UK citizens can access the Pirate Bay without having to circumvent service provider-installed blockades due to the site's new relationship with Cloudflare.

The Pirate Bay was shut down in December 2014 following a raid on its host (See: File sharing site The Pirate Bay collapses after police crackdown in Sweden).

However in February it bounced back as fans cheered its return on social media, amid suggestions that things did not look quite right, one of which was its association with Cloudflare (File sharing site The Pirate Bay online again after two months). 

However, that relationship seemed to have come with the benefit of giving the site and its access to magnet files an air of respectability. According to TorrentFreak, blocks had dropped to the .SE domain all over the place, and it could confirm that access through the Virgin Media internet service was as smooth as one liked.

TorrentFreak believed that it was the simple addition of the S to HTTP that had cleared the for landing on UK computers without requring a proxy. It spoke to the operator of a proxy site, who too suspected the same.

The operator of a block-dodging TPB proxy explained to TorrentFreak that he believed it was because of how CloudFlare worked. Simply put, when one enabled HTTPS Strict on CloudFlare they removed the HTTP header from the request during HTTPS connections, thus when one tried to inspect the header to a list of 'banned' websites it would not register".
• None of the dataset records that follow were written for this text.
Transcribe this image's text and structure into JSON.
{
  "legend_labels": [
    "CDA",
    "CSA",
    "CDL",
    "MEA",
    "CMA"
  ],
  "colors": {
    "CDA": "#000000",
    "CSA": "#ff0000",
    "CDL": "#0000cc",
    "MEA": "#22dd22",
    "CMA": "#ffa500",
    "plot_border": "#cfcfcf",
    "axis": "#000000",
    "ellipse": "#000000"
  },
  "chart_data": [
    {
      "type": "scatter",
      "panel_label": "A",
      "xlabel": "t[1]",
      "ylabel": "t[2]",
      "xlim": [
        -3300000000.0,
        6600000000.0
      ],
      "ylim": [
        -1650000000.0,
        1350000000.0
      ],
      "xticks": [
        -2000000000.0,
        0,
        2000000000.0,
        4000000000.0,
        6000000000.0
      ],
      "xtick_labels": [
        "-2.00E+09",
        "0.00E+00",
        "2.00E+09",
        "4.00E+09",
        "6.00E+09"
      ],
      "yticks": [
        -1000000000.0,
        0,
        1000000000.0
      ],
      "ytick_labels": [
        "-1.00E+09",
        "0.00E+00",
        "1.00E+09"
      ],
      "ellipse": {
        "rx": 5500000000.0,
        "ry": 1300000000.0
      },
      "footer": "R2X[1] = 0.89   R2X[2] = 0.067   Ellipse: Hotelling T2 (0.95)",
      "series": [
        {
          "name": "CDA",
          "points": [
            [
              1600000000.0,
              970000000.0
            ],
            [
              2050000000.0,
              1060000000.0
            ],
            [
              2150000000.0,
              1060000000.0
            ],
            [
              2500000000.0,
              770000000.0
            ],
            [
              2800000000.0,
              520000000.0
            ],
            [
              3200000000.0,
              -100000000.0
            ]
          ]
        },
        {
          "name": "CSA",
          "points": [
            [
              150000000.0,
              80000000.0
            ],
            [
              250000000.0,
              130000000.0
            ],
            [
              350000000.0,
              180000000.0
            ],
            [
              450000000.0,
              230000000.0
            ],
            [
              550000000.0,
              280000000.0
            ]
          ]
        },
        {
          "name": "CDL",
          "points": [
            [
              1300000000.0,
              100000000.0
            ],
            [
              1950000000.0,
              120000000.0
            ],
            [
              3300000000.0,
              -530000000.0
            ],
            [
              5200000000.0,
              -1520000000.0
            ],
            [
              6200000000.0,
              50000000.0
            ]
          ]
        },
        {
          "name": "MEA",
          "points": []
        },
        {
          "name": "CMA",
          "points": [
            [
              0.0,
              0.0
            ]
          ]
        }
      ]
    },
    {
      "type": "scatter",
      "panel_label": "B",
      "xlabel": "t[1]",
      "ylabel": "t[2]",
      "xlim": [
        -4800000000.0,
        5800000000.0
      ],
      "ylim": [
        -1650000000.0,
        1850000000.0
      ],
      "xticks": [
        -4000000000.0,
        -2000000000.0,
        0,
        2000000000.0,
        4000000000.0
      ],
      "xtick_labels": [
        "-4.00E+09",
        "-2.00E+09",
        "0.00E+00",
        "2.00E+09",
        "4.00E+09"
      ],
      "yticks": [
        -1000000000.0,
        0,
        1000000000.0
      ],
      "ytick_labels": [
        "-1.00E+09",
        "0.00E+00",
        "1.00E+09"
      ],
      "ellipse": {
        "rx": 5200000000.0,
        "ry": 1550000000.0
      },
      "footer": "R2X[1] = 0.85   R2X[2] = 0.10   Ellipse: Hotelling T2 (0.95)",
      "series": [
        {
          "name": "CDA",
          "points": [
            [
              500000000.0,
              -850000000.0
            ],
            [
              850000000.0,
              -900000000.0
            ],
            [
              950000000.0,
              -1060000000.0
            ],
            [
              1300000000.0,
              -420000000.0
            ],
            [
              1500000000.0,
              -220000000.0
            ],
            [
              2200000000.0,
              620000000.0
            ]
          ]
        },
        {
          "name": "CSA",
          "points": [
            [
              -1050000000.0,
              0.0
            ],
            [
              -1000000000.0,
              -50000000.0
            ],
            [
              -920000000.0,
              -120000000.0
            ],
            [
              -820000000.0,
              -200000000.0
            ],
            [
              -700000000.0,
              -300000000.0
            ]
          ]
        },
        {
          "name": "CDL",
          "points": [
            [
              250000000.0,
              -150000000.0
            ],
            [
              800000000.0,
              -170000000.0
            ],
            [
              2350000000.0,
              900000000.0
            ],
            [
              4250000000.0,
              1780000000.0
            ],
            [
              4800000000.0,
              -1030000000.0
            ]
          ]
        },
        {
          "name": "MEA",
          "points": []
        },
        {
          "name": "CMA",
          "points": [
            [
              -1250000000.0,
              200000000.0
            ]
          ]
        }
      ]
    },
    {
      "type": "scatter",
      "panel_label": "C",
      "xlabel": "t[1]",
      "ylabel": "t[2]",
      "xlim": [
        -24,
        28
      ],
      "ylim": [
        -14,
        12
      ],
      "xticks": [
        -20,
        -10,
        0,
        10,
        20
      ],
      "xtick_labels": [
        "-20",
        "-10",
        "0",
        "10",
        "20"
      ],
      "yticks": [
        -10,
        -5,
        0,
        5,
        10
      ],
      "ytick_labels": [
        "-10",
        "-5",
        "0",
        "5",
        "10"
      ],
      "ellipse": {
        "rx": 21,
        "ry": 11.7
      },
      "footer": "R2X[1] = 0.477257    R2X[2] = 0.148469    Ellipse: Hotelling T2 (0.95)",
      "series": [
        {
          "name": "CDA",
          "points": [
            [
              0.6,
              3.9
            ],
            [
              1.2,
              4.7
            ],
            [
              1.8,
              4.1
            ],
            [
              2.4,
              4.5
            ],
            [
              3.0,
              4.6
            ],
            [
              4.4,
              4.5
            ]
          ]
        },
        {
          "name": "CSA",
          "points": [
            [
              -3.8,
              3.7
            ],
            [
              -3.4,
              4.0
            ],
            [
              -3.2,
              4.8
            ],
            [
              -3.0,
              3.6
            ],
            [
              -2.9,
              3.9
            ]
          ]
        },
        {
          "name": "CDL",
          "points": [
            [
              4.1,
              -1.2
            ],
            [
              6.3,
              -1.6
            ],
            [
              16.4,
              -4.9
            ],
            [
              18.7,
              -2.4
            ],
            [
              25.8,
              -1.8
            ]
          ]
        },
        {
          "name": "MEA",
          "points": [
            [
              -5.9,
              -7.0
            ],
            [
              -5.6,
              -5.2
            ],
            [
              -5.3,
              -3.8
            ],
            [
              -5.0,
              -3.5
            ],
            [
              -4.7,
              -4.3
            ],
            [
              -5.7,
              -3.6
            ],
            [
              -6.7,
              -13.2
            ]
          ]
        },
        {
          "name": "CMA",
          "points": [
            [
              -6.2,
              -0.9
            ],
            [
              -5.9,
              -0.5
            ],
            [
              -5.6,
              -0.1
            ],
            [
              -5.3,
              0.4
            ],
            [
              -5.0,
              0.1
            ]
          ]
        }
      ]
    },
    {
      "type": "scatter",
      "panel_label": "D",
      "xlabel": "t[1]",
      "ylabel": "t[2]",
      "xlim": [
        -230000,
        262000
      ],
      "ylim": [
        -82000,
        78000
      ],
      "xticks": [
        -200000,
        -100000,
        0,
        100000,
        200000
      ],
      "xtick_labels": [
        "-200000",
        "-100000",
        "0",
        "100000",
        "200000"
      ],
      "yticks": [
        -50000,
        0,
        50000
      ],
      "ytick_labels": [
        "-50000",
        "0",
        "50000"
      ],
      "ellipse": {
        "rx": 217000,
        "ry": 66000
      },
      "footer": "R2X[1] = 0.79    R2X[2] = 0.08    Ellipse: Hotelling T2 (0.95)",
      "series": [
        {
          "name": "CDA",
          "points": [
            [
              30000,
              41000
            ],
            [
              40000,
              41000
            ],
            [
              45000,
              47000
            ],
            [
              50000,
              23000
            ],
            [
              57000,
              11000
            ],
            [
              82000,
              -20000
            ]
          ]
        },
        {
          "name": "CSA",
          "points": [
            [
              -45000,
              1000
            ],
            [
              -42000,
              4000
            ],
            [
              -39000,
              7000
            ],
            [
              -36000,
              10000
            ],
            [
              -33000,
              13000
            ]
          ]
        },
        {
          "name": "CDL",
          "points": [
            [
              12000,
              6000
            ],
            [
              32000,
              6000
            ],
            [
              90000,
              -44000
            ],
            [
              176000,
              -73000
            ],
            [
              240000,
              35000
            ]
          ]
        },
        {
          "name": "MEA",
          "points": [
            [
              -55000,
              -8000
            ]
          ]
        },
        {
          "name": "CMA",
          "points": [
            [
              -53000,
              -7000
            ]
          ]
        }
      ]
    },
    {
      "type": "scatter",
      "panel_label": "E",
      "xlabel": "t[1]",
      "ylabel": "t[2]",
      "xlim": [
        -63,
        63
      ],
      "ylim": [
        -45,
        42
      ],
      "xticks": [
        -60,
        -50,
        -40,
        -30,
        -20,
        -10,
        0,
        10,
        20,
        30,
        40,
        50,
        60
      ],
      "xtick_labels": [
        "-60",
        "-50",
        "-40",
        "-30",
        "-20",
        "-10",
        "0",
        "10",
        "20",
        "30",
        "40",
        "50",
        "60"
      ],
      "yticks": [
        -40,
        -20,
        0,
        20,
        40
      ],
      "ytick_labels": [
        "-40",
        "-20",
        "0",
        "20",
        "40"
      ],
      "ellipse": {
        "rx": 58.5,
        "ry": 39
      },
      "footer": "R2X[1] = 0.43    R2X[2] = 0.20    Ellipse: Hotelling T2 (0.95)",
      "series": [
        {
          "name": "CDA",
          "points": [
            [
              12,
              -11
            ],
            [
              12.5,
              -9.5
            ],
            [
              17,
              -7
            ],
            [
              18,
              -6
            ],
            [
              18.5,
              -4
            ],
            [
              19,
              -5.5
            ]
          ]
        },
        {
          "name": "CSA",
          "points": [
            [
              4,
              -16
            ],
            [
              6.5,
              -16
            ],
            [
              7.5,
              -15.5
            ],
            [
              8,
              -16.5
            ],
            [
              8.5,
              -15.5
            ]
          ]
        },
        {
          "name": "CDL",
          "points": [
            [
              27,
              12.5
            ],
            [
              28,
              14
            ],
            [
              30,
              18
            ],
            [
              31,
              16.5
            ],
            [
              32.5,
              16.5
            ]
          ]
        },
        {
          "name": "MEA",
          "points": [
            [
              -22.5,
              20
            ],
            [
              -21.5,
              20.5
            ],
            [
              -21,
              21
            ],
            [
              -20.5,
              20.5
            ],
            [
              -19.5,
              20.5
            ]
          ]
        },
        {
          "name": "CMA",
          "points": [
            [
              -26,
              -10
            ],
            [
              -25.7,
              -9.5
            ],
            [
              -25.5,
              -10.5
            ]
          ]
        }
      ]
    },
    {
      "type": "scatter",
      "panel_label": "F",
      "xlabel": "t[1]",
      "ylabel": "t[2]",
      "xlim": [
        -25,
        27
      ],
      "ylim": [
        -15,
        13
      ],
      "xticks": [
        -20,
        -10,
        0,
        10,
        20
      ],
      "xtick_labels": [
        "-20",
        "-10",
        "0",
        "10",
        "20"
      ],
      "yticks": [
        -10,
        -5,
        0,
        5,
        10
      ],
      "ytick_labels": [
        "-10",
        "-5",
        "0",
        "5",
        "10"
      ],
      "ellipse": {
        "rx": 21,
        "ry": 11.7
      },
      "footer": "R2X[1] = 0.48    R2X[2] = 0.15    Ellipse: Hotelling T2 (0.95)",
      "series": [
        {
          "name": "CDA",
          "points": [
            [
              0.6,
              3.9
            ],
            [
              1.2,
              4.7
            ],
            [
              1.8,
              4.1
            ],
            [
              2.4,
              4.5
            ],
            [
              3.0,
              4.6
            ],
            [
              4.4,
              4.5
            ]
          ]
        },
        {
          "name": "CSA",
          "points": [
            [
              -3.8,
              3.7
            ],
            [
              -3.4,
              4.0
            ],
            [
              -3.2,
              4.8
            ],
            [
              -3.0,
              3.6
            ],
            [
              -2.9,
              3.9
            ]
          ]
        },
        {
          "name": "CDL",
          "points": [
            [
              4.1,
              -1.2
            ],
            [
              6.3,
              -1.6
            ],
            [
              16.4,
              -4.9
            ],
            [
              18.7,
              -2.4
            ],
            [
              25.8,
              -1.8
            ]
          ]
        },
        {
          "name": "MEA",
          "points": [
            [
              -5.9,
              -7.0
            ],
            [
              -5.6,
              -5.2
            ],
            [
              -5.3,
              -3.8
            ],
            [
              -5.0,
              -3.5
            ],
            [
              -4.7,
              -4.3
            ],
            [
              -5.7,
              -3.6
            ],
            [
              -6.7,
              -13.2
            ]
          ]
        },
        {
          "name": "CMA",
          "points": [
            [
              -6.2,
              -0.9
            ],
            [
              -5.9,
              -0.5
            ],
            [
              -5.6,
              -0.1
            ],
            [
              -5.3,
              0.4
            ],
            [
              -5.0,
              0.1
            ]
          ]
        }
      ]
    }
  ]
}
So called web-block injunctions had been available under UK law for a while now, to allow the music and movie industries to force ISPs to block access to websites that judges agreed existed primarily to promote and enable copyright infringement. Numerous file-sharing sites were now blocked by the major UK ISPs due to such injunctions.

Though file-sharing services keep emerging at new locations, or proxies meant to circumvent the blocks appeared, content owners and ISPs needed to keep track of all the changes in order to ensure the blockades stayed in place.

However, it seemed Pirate Bay blocks recently stopped working on at least the BT, EE, Virgin and TalkTalk networks, most likely because The Pirate Bay had switched to an SSL service provided by US company CloudFlare, which made the HTTPS version of the website (rather than the HTTP version) the default.